Un étudiant en sociologie, Loïc Pignolo, assistant à l’Institut de recherches sociologiques de l’Université de Genève a passé cinq mois avec des vendeurs de drogue sénégalais dans le cadre de son mémoire de master. Ces hommes sont pour la plupart des migrants clandestins ou des demandeurs d’asile déboutés.
Après cinq mois d’enquête, Loïc Pignolo peut affirmer une chose: il n’y a pas de profil type du dealer de rue. «C’est très difficile de tirer des généralités tant les trajectoires de ces gens sont différentes», précise l’assistant.
Au total, le chercheur a rencontré une quinzaine de dealers, essentiellement concentrés dans une rue de la ville. La plupart étaient issus d’Afrique de l’Ouest principalement du Sénégal et de la Gambie âgés entre 20 et 30 ans.
Une des étapes les plus délicates du travail a été de gagner leur confiance: «Ils étaient méfiants, ils avaient peur que je sois de la police ou que notre échange attire des agents soupçonnant une transaction, explique Loïc Pignolo. Cela a pris plusieurs semaines pour que certains osent me parler.»
Une fois ces craintes passées, les discussions ont rapidement cassé quelques clichés sur les dealers. Notamment celui du réseau mafieux. «Tous les hommes que j’ai rencontrés travaillent en indépendant. Leurs situations et leurs revenus dépendent alors beaucoup des choix qu’ils effectuent.» Selon les substances vendues – principalement cannabis, ecstasy et cocaïne – le temps de présence dans la rue et leur réseau de clients, les gains journaliers peuvent ainsi varier entre 20 et plusieurs centaines de francs.
Une activité temporaire
La plupart des vendeurs sondés voient toutefois cette activité comme temporaire. «Ces hommes sont pour la plupart des migrants clandestins ou des demandeurs d’asile déboutés, précise Loïc Pignolo. Ils considèrent le deal comme le seul moyen de gagner de l’argent ici et de mettre une petite somme de côté pour espérer faire autre chose plus tard.»
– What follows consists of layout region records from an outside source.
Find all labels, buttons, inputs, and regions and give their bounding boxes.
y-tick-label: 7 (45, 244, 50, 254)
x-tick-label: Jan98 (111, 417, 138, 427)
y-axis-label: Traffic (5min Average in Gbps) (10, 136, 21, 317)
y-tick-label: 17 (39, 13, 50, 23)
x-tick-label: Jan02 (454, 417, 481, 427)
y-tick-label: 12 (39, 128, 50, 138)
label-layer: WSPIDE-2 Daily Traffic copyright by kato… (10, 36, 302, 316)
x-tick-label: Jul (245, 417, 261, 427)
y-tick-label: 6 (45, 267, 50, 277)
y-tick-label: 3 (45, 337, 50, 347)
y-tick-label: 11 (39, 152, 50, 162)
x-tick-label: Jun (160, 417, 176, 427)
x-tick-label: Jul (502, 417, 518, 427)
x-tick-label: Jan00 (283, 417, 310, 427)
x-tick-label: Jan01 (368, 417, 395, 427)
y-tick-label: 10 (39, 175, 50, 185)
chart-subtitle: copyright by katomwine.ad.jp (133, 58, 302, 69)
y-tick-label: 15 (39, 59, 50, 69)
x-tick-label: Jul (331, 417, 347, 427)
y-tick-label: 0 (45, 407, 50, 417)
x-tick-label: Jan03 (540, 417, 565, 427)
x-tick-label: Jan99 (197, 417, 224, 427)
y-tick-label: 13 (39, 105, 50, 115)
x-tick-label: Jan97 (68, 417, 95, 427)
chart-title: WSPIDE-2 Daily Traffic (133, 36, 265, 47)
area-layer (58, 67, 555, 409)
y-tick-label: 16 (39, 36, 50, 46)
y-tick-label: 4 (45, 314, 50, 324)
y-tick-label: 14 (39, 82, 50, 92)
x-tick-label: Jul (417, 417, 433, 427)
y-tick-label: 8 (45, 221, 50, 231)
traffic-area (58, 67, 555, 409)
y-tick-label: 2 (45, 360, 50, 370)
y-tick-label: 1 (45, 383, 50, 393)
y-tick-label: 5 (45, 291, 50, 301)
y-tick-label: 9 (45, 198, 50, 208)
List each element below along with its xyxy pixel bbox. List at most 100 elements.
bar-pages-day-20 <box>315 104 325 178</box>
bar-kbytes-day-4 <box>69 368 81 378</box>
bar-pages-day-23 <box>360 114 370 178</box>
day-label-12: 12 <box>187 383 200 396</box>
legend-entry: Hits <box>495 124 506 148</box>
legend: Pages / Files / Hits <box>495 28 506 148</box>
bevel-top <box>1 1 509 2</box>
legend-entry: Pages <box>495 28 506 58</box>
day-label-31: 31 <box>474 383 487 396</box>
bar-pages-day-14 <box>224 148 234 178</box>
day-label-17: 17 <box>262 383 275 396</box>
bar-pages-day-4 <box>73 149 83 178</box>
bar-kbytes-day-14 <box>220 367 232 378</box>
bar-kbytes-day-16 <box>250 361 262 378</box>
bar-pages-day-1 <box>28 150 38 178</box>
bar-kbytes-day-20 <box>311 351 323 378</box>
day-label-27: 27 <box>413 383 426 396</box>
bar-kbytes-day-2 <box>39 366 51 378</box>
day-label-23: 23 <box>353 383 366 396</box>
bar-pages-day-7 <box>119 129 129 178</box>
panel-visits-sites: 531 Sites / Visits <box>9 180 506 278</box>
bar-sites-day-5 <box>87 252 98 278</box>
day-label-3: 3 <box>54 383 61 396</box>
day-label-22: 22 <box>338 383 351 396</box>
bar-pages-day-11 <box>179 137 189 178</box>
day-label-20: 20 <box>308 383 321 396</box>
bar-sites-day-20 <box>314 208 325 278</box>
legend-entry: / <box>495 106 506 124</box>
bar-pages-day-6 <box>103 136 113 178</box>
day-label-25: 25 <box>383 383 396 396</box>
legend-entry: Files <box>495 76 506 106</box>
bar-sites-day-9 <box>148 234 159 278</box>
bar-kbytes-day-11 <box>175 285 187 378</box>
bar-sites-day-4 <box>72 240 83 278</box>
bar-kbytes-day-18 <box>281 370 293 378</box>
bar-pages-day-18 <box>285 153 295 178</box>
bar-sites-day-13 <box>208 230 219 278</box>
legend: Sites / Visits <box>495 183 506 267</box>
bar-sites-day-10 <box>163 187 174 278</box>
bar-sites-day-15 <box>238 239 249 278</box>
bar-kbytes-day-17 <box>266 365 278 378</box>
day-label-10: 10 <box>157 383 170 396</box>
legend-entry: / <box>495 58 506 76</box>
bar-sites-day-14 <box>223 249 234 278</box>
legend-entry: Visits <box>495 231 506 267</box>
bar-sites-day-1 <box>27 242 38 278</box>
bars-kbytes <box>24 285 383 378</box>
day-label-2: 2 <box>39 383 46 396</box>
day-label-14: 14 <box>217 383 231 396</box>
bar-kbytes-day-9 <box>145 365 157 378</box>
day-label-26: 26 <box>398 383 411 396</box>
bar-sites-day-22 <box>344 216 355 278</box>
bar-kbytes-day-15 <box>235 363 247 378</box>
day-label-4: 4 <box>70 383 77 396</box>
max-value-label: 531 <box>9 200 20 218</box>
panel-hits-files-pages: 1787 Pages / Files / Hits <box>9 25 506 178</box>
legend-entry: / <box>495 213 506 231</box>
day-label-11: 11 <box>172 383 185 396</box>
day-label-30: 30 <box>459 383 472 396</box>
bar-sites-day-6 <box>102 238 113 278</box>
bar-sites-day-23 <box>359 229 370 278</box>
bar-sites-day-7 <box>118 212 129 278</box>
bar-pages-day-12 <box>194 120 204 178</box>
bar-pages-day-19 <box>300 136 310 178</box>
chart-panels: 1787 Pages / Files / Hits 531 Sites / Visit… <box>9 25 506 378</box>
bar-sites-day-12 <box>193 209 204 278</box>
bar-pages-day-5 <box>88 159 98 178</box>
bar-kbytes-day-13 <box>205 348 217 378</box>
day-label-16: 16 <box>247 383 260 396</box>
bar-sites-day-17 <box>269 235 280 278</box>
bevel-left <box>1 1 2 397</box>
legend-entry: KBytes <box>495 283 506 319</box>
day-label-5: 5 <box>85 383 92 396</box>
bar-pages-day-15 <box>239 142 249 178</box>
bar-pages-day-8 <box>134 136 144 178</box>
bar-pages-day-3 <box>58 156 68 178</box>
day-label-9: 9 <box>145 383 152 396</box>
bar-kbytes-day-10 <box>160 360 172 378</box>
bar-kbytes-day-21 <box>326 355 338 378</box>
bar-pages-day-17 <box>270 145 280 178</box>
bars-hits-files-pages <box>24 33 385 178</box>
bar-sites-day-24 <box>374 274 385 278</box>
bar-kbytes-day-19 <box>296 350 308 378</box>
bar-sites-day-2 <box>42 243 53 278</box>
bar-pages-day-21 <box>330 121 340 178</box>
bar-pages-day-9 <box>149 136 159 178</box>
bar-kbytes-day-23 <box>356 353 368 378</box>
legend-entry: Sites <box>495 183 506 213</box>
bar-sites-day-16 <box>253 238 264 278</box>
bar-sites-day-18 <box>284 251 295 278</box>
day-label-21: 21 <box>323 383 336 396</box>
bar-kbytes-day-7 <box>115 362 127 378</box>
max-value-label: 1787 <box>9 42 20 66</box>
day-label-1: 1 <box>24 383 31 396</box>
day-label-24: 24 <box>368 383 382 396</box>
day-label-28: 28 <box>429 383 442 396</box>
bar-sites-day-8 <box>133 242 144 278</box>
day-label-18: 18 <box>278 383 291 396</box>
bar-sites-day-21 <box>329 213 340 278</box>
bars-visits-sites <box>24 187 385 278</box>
Contrairement aux idées reçues, la plupart des dealers sondés ne sont pas des consommateurs et ne tirent aucune fierté de cette activité. «Certains vendeurs semblent même avoir un rapport conflictuel avec les drogues», rapporte le chercheur. En particulier avec la cocaïne, qu’ils jugent la plus dangereuse pour les consommateurs. Plusieurs refusent de travailler avec cette substance bien que ce soit la plus rentable. Et beaucoup ressentent un certain malaise lorsqu’ils doivent mentir à leur famille sur leur source de revenu. «Cette réalité contraste avec d’autres milieux sociaux, notamment aux Etats-Unis ou dans certaines banlieues françaises, où le deal apparaît comme une identité revendiquée qui permet d’acquérir un certain respect dans un contexte d’exclusion et de marginalisation», analyse Loïc Pignolo.